Gatwick airport ‘reopened for limited number of flights’
Gatwick, around 50km south of the British capital, is the eighth-busiest airport in Europe and sits behind Mumbai as the world’s busiest single-runway air hub.
LONDON - London’s Gatwick Airport, paralysed for more than two days after dozens of drone sightings, said it planned to reopen on Friday for a “limited number” for flights.
“Gatwick’s runway is currently available, and a limited number of aircraft are scheduled for departure and arrival,” the airport said on Twitter. It advised passengers to check the status of their flights before travelling to the airport.
But police have still yet to find the operator of the drones and the airport’s chief executive, Stewart Wingate, told BBC Radio 4’s Today programme that the runway would close again if there was another sighting.
There have been more than 50 sightings of the device since 9pm (21:00GMT) on Wednesday and shooting down the drone is now an option, Jason Tingley of Sussex Police earlier told reporters.
“We will do what we can to take that drone out of the sky and remove that disruption, so we can get Gatwick back to normal,” he said.
“One of the options is to use firearms officers if that presents itself - they have been out on the ground today (Thursday) and that’s a consideration and a tactical option that’s open to us.”

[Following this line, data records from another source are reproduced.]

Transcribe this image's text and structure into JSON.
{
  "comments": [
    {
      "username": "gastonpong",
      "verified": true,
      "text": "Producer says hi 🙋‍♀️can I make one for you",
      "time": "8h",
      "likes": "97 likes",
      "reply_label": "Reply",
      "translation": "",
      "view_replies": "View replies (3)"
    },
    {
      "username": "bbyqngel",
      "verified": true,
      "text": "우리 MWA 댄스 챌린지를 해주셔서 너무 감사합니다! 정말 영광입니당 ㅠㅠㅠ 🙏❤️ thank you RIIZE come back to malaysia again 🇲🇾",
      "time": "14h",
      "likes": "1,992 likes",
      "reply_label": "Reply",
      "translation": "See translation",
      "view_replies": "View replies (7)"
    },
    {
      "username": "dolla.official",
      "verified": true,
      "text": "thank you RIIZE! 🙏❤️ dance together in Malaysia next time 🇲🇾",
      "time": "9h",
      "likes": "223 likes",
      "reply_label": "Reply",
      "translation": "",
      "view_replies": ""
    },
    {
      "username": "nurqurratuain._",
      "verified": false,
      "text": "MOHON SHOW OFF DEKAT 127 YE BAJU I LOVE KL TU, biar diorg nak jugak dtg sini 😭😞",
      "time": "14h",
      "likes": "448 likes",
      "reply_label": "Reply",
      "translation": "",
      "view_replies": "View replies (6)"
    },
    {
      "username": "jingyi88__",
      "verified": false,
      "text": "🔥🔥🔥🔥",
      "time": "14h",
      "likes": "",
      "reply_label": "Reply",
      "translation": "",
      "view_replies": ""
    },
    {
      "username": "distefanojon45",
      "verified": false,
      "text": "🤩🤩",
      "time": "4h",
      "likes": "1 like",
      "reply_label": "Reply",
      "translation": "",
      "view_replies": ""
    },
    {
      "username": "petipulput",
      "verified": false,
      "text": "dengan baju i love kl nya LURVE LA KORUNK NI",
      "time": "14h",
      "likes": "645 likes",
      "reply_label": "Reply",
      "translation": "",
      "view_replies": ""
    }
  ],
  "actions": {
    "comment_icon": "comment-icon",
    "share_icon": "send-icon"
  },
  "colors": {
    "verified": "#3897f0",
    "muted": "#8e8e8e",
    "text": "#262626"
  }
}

British Airways confirmed on Twitter that it had received confirmation “advising the airport is back open and the majority of flights operating as scheduled”.

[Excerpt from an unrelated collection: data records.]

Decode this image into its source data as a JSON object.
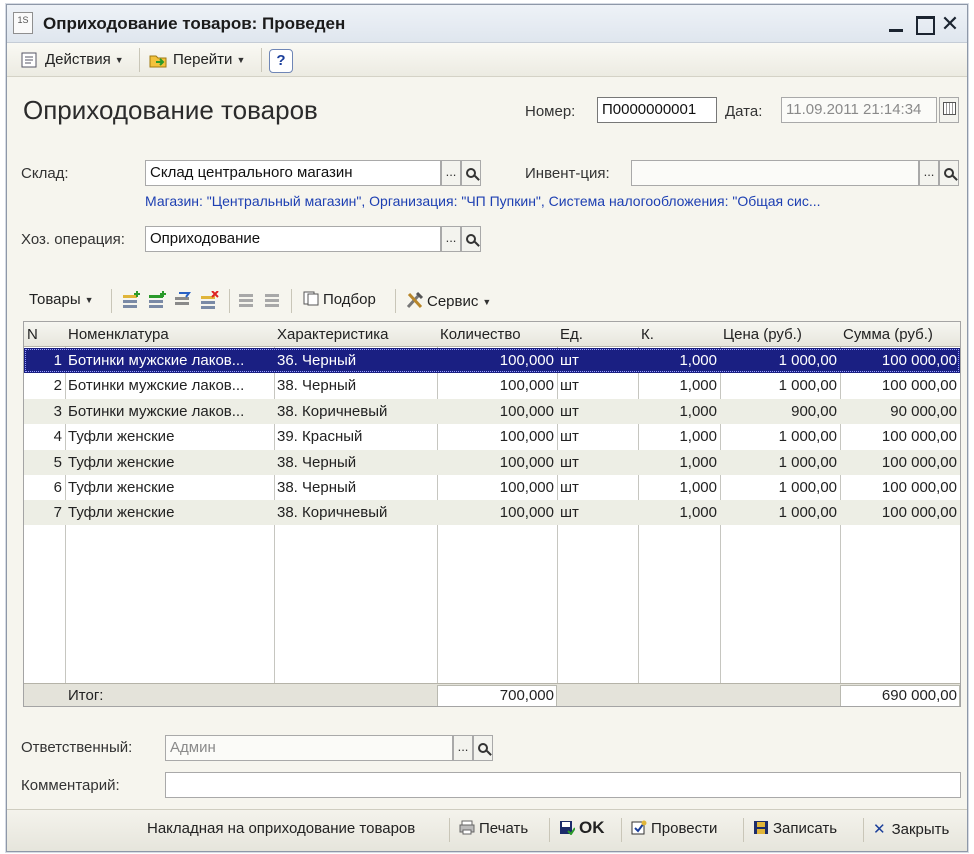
{
  "window": {
    "title": "Оприходование товаров: Проведен",
    "icon_text": "1S"
  },
  "toolbar": {
    "actions_label": "Действия",
    "goto_label": "Перейти",
    "help_label": "?"
  },
  "document": {
    "title": "Оприходование товаров",
    "number_label": "Номер:",
    "number_value": "П0000000001",
    "date_label": "Дата:",
    "date_value": "11.09.2011 21:14:34",
    "warehouse_label": "Склад:",
    "warehouse_value": "Склад центрального магазин",
    "inventory_label": "Инвент-ция:",
    "inventory_value": "",
    "info_line": "Магазин: \"Центральный магазин\", Организация: \"ЧП Пупкин\", Система налогообложения: \"Общая сис...",
    "operation_label": "Хоз. операция:",
    "operation_value": "Оприходование",
    "responsible_label": "Ответственный:",
    "responsible_value": "Админ",
    "comment_label": "Комментарий:",
    "comment_value": ""
  },
  "goods_toolbar": {
    "goods_label": "Товары",
    "pick_label": "Подбор",
    "service_label": "Сервис"
  },
  "table": {
    "columns": [
      "N",
      "Номенклатура",
      "Характеристика",
      "Количество",
      "Ед.",
      "К.",
      "Цена (руб.)",
      "Сумма (руб.)"
    ],
    "rows": [
      [
        "1",
        "Ботинки мужские лаков...",
        "36. Черный",
        "100,000",
        "шт",
        "1,000",
        "1 000,00",
        "100 000,00"
      ],
      [
        "2",
        "Ботинки мужские лаков...",
        "38. Черный",
        "100,000",
        "шт",
        "1,000",
        "1 000,00",
        "100 000,00"
      ],
      [
        "3",
        "Ботинки мужские лаков...",
        "38. Коричневый",
        "100,000",
        "шт",
        "1,000",
        "900,00",
        "90 000,00"
      ],
      [
        "4",
        "Туфли женские",
        "39. Красный",
        "100,000",
        "шт",
        "1,000",
        "1 000,00",
        "100 000,00"
      ],
      [
        "5",
        "Туфли женские",
        "38. Черный",
        "100,000",
        "шт",
        "1,000",
        "1 000,00",
        "100 000,00"
      ],
      [
        "6",
        "Туфли женские",
        "38. Черный",
        "100,000",
        "шт",
        "1,000",
        "1 000,00",
        "100 000,00"
      ],
      [
        "7",
        "Туфли женские",
        "38. Коричневый",
        "100,000",
        "шт",
        "1,000",
        "1 000,00",
        "100 000,00"
      ]
    ],
    "selected_row": 1,
    "totals_label": "Итог:",
    "total_quantity": "700,000",
    "total_sum": "690 000,00"
  },
  "bottom": {
    "invoice_label": "Накладная на оприходование товаров",
    "print_label": "Печать",
    "ok_label": "OK",
    "post_label": "Провести",
    "save_label": "Записать",
    "close_label": "Закрыть"
  },
  "colors": {
    "selection": "#1a1f82",
    "link_blue": "#1d3fb2",
    "alt_row": "#edeee5",
    "window_bg": "#f6f5ee"
  },
  "icons": [
    "app-icon",
    "actions-icon",
    "goto-icon",
    "help-icon",
    "add-row-icon",
    "copy-row-icon",
    "edit-row-icon",
    "delete-row-icon",
    "move-up-icon",
    "move-down-icon",
    "pick-icon",
    "service-tools-icon",
    "select-icon",
    "search-icon",
    "calendar-icon",
    "print-icon",
    "ok-icon",
    "post-icon",
    "save-icon",
    "close-icon"
  ]
}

Around 120,000 passengers have had their flights cancelled during the chaos.
Gatwick, around 50 kilometres south of the British capital, is the eighth-busiest airport in Europe and sits behind Mumbai as the world’s busiest single-runway air hub.
Inbound flights were diverted to other airports, including Paris, while passengers waiting to take off faced gruelling delays as airlines cut services.

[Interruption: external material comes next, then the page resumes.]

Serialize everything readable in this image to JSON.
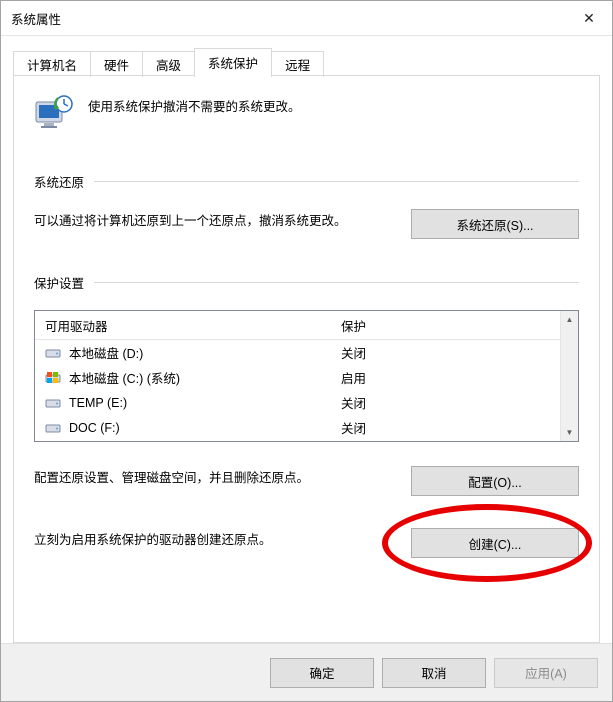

Easyjet, Gatwick’s biggest operator, said it had cancelled all its flights in and out of the hub on Thursday.
Transport Secretary Chris Grayling said overnight restrictions would be lifted at some airports to help ease the situation.
Some 10,000 passengers were affected on Wednesday night, and a further 110,000 who had been due to either take off or land at the airport on 760 flights Thursday.
Gatwick said it anticipated disruption to continue into Friday.
Musab Rashid, 22, who was going to Copenhagen, said: “It’s wrong, it’s childish of them to do this, because it’s affected more than 100,000 people.”